Two days in Northern Ireland

Northern Ireland is known for its natural beauty and green countryside, but it also has an up-and-coming cultural scene worth exploring. A two-day trip will give you a quick taste of what this little-known UK destination has to offer. Divento’s itinerary planner is so helpful when it comes to this because you can select the places you want to go and let it do the legwork of finding opening times, planning routes and putting everything together. A weekend trip might end up looking a bit like this. 

By Emma Rutter

Day 1

Leave Belfast head up North to your first destination, Benvarden Gardens. It has been described as one of the best Irish gardens in private hands by Irish writer Terence Reeves-Smith, and it’s a good place to stretch your legs after the drive. Once refreshed, all you have to do is follow Divento’s handy map to the Giant’s Causeway, just 20 minutes’ drive away. Whether you believe Northern Ireland’s only UNESCO World Heritage site, was formed by a giant or by a volcano, the 40,000 hexagonal basalt columns that meet the sea at the Causeway are breathtaking. Pop into the National Trust visitor centre for a guided audio tour, or choose to explore the causeway yourself for free. Try taking the clifftop Red Trail, a steep walk from the cliffs down to the causeway which will give you a great view on your way down. 
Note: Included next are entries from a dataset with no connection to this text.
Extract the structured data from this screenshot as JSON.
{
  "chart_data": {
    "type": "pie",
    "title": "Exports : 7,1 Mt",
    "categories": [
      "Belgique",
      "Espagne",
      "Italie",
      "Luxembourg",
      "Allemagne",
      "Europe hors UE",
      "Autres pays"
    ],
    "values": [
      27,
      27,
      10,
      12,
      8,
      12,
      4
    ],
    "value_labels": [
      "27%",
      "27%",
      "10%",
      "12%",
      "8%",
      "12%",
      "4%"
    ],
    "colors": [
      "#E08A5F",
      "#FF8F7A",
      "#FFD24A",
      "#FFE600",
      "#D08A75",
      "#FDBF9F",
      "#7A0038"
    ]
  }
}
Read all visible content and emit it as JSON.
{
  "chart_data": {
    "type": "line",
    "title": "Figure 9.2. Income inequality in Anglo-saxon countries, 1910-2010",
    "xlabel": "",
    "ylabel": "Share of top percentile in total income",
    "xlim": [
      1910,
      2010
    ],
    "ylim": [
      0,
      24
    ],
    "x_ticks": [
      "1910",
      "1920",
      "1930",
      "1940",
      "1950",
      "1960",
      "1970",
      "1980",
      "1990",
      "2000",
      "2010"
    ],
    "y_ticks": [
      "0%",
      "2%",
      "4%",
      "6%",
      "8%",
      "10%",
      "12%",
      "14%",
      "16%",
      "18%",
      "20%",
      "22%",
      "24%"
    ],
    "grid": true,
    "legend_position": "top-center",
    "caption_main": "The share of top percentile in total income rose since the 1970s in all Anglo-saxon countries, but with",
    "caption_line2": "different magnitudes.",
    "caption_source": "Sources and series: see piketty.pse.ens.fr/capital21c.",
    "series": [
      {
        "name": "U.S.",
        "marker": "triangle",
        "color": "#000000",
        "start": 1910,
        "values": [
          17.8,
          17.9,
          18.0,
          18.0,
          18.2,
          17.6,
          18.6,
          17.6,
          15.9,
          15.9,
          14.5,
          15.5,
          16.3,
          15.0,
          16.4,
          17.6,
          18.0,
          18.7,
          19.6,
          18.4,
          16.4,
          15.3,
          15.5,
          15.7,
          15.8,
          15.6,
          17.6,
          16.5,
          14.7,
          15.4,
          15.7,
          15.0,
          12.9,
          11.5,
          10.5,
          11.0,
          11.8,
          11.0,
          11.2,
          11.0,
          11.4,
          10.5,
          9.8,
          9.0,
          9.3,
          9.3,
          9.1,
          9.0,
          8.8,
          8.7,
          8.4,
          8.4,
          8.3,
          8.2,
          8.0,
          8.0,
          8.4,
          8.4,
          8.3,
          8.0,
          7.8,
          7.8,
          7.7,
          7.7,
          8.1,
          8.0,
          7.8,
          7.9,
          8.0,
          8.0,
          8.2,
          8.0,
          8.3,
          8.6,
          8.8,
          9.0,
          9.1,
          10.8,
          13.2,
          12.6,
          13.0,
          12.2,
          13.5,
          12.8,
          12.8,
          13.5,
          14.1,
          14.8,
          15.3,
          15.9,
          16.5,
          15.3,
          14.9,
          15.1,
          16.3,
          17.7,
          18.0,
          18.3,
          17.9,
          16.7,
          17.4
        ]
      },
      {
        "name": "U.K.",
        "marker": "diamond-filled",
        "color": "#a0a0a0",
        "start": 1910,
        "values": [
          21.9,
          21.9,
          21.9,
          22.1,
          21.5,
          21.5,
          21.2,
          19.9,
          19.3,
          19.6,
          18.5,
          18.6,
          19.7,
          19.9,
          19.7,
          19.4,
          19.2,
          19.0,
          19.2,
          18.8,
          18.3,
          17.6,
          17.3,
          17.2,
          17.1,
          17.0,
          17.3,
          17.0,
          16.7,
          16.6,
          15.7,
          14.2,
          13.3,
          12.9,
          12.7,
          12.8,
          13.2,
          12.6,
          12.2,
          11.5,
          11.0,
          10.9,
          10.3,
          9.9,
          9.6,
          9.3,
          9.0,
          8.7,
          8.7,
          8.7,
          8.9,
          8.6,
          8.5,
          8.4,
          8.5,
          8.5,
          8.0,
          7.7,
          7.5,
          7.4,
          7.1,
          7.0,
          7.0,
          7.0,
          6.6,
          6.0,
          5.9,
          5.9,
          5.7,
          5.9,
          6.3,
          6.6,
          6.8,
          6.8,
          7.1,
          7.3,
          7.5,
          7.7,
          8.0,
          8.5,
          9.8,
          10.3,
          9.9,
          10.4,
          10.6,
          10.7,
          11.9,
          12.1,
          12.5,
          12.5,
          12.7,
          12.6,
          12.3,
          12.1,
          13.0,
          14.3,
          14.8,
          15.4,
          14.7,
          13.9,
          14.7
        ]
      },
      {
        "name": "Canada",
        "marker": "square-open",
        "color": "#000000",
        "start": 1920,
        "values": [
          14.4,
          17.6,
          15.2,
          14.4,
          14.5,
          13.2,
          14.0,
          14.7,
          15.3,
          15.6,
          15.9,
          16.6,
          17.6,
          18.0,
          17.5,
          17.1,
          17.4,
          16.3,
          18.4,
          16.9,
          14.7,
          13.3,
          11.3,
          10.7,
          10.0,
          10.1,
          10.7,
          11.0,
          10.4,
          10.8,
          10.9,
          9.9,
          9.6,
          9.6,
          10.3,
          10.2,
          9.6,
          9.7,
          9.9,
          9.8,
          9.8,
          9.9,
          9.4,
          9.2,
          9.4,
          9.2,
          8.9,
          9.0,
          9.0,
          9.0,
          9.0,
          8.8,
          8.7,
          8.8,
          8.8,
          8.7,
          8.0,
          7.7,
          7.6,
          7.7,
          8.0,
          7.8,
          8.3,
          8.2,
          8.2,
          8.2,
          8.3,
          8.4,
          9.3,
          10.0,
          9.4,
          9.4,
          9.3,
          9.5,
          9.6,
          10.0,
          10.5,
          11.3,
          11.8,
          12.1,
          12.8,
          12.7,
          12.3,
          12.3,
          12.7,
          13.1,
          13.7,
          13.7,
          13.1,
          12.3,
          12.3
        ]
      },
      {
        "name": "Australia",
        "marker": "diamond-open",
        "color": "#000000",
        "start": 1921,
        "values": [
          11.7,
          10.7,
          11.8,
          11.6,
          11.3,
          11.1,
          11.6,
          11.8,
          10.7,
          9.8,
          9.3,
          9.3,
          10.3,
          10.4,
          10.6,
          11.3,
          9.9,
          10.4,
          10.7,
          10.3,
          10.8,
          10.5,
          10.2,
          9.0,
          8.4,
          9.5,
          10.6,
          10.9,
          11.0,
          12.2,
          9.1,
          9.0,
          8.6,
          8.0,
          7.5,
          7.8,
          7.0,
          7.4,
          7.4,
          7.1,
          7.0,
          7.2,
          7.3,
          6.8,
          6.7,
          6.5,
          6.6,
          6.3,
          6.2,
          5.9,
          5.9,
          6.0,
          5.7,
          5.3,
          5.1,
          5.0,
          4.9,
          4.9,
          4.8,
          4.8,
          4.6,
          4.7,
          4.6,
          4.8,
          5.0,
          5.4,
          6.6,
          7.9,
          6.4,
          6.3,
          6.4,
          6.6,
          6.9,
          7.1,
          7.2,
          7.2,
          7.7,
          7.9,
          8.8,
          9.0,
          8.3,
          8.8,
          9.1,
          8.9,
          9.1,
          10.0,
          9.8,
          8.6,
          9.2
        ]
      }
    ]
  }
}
The best way to head back to Belfast after lunch is via the Causeway Coastal Route. It snakes around the North Coast and is often rated as one of the top scenic road trips in the world. Starting from the Giant’s Causeway, head round the coastline, passing the green hills of the Glens of Antrim as you go. Make a stop at Glenarm Castle Gardens or Carrickfergus Castle on your way back. According to Divento.com, Glenarm has belonged to the Earls of Antrim since 1636 and the gardens have roses, water features and sculptures made with material from around the province. Carrickfergus Castle is older - Norman-built - and has been occupied by English, French and Irish troops over the years. However, if you’re feeling too tired for either of these, you can easily swap or delete activities from your itinerary planner, which will alter your route accordingly. Once back in Belfast, enjoy a night of rest. 



Day 2

The next day is city-based, and you’ll be mostly on foot so you can see the city at your own pace. Print off your Divento itinerary and start off in the Cathedral Quarter, Belfast’s cultural and creative hub. After fueling up on cinnamon rolls and coffee at Established Coffee, wander into the main foyer of the Metropolitan Arts Centre next door to look at the permanent art installation by Mark Garry, then head upstairs to visit some of the galleries. At the time of writing, there’s an exciting exhibition coming up by Peter Liversidge, who started painting the signs saying ‘Thank You NHS’ during the Covid-19 pandemic. 

Once you’ve had your fill of art, nip over to St Anne’s Cathedral across the road. Divento.com gives you a handy summary of key facts about the cathedral, which was built in 1899 and is the seat of not one, but two, bishops. It’s worth getting a closer look at the artistic details in the cathedral’s interior, like the mosaic roof of the baptistry, the carved pillars in the nave, and the Titanic funeral pall, made of blue felt and silver thread. 

Five minutes’ walk from the Cathedral, you’ll find the Titanic Memorial in the Belfast City Hall gardens, completed in 1920 to commemorate the victims of the disaster. Spend a moment there before continuing on up to the Botanic Gardens.  Grab a sandwich at French Village on your way, a favourite with locals for its quality food and budget prices. If the weather’s good (you’d be lucky!) you can take your lunch out to eat in the Botanic Gardens. They were built by the Belfast Botanic and Horticultural Society in 1828 and still have many of the plants from that period. Make sure to visit the Palm House, which was built in 1852 and is one of the earliest examples of a glasshouse made from curved iron and glass, even older than the one at Kew Gardens. 

At the other side of the Botanic Gardens you’ll find the Ulster Museum, the next stop on your itinerary. It’s the largest museum in the province and its massive square structure is one of the most important examples of Brutalism in NI. Divento.com recommends having a look at the Egyptian mummified body of Takabuti, an exhibit that’s been in the museum for many years. But it’s also worth paying a visit to The Troubles and Beyond gallery: an essential trip to understand a bit more about NI’s problematic past through photographs, artefacts and paintings. 

Loop back to the city centre via the Grand Opera House. It’s been part of Belfast’s landscape since 1895 and survived several bomb blasts during the Troubles. It’s one of the best examples of oriental theatre architecture in the UK, and it’s where Luciano Pavarotti made his UK debut in Madame Butterfly. You can spend your final evening here watching a performance or concert, or cross the road, where you’ll find a couple of bustling bars and restaurants to toast off your weekend trip. The Perch has our vote for rooftop chic, but the Crown Liquor Saloon is worth visiting for its ornate Victorian interior. In both places, you’ll see why Northern Ireland is famed for its hospitality.